Hari ini saya sedang membacsa buku berjudul "How to Stoo Worrying and Start Living " oleh Dale Carnegie, 24 Agustus 2010.

Dalam cerita pendahuluannya sang penulis bercerita tentang khotbah Yesus dalam Doa Bapa kami yang berbunyi "berilah kami pada hari ini makanan secukupnya.. "

Matius 6:11
Berikanlah kami pada hari ini makanan kami yang secukupnya

Lukas 11:3
Berikanlah kami setiap hari makanan kami yang secukupnya

Diuraikan dalam tulisan ini betapa banyak orang menjadi gila,  bangkrut, melarat bahkan mati karena kuatir akan apa yang akan terjadi besok.

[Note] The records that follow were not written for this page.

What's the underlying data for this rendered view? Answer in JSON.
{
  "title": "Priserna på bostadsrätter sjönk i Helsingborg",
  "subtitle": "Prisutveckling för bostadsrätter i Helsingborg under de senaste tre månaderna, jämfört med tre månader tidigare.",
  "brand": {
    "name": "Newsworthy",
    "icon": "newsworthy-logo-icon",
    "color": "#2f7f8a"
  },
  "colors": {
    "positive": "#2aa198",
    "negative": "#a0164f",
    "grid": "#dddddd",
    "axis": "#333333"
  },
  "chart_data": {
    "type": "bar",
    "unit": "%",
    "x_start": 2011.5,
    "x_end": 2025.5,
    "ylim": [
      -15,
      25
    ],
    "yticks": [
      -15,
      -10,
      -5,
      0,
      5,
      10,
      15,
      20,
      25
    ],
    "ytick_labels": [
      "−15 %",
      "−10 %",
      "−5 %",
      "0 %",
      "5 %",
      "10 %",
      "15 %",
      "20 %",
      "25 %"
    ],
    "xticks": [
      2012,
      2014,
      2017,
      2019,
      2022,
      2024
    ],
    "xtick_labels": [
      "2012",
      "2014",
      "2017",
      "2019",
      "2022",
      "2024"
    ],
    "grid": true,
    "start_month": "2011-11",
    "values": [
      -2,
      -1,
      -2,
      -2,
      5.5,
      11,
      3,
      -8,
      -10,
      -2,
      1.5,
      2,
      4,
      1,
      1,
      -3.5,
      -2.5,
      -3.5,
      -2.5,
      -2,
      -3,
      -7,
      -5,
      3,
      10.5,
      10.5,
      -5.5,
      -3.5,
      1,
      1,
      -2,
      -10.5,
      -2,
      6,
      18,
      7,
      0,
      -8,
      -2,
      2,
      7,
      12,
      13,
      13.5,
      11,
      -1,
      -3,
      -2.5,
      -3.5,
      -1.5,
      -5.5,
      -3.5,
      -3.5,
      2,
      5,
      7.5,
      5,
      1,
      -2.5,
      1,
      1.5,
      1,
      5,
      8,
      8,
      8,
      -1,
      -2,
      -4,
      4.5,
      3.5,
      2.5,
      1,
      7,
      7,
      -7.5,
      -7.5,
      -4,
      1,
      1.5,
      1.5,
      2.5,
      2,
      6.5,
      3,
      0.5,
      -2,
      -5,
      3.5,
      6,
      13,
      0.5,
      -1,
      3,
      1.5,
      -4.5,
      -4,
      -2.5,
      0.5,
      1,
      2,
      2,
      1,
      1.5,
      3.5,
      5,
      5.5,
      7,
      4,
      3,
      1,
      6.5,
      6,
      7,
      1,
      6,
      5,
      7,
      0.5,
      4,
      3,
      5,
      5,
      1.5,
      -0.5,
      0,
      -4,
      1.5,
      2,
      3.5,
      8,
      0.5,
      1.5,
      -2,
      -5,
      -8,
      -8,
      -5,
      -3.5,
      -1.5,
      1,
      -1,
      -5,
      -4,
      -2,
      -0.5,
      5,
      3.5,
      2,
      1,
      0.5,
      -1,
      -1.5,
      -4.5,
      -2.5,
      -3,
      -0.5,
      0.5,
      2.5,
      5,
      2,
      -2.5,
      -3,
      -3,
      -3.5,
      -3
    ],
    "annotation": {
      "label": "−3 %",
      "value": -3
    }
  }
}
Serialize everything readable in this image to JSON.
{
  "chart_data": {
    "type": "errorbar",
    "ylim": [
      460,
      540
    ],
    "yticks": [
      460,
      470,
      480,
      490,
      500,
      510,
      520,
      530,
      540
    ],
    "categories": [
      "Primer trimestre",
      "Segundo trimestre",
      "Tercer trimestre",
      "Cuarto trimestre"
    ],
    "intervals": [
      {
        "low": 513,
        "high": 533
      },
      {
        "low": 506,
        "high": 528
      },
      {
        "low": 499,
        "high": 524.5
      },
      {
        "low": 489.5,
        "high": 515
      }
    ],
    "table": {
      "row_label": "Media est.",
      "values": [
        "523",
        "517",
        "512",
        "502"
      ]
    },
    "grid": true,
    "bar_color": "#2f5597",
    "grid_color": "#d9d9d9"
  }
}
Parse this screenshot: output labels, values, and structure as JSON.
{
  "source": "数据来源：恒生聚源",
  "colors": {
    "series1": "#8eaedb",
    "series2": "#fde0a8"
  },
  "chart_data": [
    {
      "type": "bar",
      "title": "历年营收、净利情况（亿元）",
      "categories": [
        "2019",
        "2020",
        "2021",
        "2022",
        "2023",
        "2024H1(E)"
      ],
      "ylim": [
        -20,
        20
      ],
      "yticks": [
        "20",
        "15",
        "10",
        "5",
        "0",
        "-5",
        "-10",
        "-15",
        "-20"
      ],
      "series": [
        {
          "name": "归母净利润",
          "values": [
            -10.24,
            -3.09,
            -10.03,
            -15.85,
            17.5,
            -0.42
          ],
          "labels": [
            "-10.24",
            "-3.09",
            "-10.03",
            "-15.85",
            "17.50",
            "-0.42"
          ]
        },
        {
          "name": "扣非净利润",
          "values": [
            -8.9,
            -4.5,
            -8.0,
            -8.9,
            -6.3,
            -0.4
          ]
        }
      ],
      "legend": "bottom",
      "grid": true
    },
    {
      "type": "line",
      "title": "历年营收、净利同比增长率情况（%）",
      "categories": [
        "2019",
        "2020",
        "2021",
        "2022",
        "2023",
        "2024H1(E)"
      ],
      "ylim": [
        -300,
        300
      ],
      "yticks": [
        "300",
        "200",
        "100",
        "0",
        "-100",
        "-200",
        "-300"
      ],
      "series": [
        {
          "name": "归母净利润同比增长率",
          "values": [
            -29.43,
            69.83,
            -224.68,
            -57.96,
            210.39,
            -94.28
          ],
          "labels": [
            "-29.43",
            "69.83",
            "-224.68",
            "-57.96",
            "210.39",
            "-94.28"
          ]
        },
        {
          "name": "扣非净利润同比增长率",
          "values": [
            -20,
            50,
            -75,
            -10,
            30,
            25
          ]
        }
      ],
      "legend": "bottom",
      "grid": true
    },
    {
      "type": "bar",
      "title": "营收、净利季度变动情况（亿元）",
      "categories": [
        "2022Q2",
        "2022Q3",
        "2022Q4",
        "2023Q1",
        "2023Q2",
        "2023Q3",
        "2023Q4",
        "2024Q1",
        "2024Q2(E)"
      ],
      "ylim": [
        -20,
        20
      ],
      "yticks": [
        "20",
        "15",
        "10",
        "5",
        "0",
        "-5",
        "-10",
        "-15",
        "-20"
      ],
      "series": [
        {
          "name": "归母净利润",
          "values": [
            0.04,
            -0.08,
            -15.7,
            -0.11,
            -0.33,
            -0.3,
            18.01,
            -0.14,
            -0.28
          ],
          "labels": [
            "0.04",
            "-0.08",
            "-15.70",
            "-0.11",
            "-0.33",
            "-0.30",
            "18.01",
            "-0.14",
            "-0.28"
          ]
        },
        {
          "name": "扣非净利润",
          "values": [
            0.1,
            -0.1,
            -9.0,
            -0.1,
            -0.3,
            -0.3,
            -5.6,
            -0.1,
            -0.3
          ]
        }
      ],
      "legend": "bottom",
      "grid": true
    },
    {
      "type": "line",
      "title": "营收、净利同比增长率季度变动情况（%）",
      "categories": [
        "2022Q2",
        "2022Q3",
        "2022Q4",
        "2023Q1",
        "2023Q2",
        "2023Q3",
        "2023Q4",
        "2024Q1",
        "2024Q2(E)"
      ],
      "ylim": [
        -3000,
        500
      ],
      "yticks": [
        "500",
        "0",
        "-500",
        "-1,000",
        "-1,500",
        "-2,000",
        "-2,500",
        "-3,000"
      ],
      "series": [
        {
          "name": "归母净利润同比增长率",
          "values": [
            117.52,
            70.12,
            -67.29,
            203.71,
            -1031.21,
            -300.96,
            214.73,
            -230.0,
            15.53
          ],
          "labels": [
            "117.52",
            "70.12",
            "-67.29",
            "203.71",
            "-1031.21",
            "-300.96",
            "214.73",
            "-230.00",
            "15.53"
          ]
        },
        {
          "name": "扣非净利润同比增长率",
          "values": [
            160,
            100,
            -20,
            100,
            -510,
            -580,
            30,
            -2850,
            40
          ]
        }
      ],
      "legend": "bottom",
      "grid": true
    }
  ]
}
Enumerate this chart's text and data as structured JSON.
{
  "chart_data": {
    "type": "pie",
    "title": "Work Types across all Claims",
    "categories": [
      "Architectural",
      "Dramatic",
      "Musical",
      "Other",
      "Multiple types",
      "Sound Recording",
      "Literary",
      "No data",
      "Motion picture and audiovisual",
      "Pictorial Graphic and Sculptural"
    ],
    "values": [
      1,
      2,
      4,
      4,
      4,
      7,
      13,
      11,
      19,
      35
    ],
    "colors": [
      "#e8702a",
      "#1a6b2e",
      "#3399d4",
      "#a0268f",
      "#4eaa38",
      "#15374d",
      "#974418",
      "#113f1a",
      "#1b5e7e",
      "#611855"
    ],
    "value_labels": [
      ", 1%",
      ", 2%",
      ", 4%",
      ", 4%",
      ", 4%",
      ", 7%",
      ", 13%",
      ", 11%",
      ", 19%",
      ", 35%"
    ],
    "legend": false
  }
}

Banyak psikolog, teolog, pengusaha dan Enterpreneur sudah memberikan contoh yang jelas dan pasti bahwa memang setiap orang perlu memikirkan apa yang akan twrjadi atau dilakukan besok. Tetapi mereka sarankan, "kesusahan sehari cukuplah untuk sehari.."

Mereka memberikan contoh hidup mereka sendiri bahwa ajaran agama,  filsafat, psikologi, agama, pengusaha dan polisi semua sepakat,  lakukan satu hal demi satu hal,  sehari demi sehari,  sekali lalu sekali lagi dan sekali lagi begitu seterusnya.

Dalam hidup kita di Tanah Papua selalu diwarnai dengan rasa kuatir ini dan itu sampai-sampai kita menjadi manusia yanh hidup dalam kekuatiran dan kegelisahan. Tidak salah kalau ada kekuatiran tetapi kekuatiran tidak boleh kita biarkan meracuni apa yang harus kita lakukan dan apa yang sebenarnya dapat kita lakukan dengan mudah.

Mari kita meminta dan menikmati makanan kami SECUKUPNYA untuk hari ini dan kalau mita masih diberi waktu besok hari maka sambutlah hari baru itu dengan sukacita dan jalanilah dengan fokus kepada saru hal dikerjakan per satu hal,  satu hari per satu hari.

Rencana, mimpi besar dan doa kesuksesan harus kita panjatkan tetapi kita harus fokus selalu kepada saat ini hari ini dan dikerjakan satu per satu.